In all honesty though, the move has been bittersweet in many ways. In the weeks leading up to leaving for the Peace Corps, I was increasingly anxious of the thought of leaving my family for 27 months, and I very vividly remember thinking of all of the milestones along the journey back to those Skip-Bo cards at the foot of my parents' bed. Just one week until I move to my training site, three more months until I swear in and move to my permanent site, three more months until I am allowed to travel, then three months after that, and I will live on my own, from there, I'm nearly halfway home. In the meantime, I'll hopefully make a visit home, or perhaps home will come to me, so really, 27 months is not that much time, right? Right, but the problem is that, the milestones I could count on have run out. Now, I've got 18 months of unknown, which both feels particularly gargantuan and particularly minuscule. It feels like both the beginning and the beginning of the end.

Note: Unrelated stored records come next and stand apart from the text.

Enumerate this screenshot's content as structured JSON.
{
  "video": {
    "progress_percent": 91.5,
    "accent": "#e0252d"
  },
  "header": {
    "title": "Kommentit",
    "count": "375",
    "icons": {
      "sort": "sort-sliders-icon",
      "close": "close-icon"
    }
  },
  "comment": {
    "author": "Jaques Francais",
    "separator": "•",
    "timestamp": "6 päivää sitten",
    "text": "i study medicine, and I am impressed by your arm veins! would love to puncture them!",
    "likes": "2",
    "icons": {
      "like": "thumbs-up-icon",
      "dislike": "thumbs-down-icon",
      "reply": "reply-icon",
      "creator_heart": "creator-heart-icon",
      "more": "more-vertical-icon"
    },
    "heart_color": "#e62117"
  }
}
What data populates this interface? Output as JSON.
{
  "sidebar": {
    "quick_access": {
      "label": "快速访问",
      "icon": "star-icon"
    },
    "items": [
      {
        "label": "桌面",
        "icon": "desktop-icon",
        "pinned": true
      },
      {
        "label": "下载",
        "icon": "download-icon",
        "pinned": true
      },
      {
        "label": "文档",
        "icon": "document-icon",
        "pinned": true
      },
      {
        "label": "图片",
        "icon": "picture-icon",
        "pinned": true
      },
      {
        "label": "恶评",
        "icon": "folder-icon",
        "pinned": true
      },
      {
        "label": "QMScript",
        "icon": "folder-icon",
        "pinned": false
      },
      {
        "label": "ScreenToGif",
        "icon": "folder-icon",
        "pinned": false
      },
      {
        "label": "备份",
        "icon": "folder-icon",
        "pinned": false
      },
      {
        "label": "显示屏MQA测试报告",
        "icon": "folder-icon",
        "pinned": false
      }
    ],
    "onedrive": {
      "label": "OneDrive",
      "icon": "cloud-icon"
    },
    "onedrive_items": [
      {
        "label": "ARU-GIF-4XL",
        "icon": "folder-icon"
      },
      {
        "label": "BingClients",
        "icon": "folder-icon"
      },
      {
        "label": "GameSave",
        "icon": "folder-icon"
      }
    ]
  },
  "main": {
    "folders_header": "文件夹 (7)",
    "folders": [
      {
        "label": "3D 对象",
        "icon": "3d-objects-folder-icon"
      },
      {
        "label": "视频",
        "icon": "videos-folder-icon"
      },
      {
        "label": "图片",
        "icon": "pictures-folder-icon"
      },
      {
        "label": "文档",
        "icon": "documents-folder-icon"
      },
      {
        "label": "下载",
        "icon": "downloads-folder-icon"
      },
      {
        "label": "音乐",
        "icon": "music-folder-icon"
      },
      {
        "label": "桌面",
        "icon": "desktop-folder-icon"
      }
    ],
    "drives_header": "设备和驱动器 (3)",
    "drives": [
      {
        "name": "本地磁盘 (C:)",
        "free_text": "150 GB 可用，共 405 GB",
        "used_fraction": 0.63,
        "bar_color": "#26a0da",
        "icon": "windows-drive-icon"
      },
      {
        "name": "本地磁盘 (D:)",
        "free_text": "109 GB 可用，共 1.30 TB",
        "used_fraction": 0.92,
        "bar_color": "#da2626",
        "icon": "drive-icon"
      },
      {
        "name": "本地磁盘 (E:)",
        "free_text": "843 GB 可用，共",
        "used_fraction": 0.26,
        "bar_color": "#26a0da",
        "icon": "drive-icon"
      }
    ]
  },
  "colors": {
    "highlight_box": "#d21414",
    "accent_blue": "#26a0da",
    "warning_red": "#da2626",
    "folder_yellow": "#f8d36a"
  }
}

Anyway, all feelings and revelations aside, I am happy to finally feel that my house is actually my home. I could climb those 81 steps 100 times a day, eat dinner at 2 in the morning, or spend excessive time cleaning or super gluing my clumsiness, and still smile about it. So all that being said, please celebrate my new freedom with me today by remembering that cold temperatures are not an actual cause of sickness.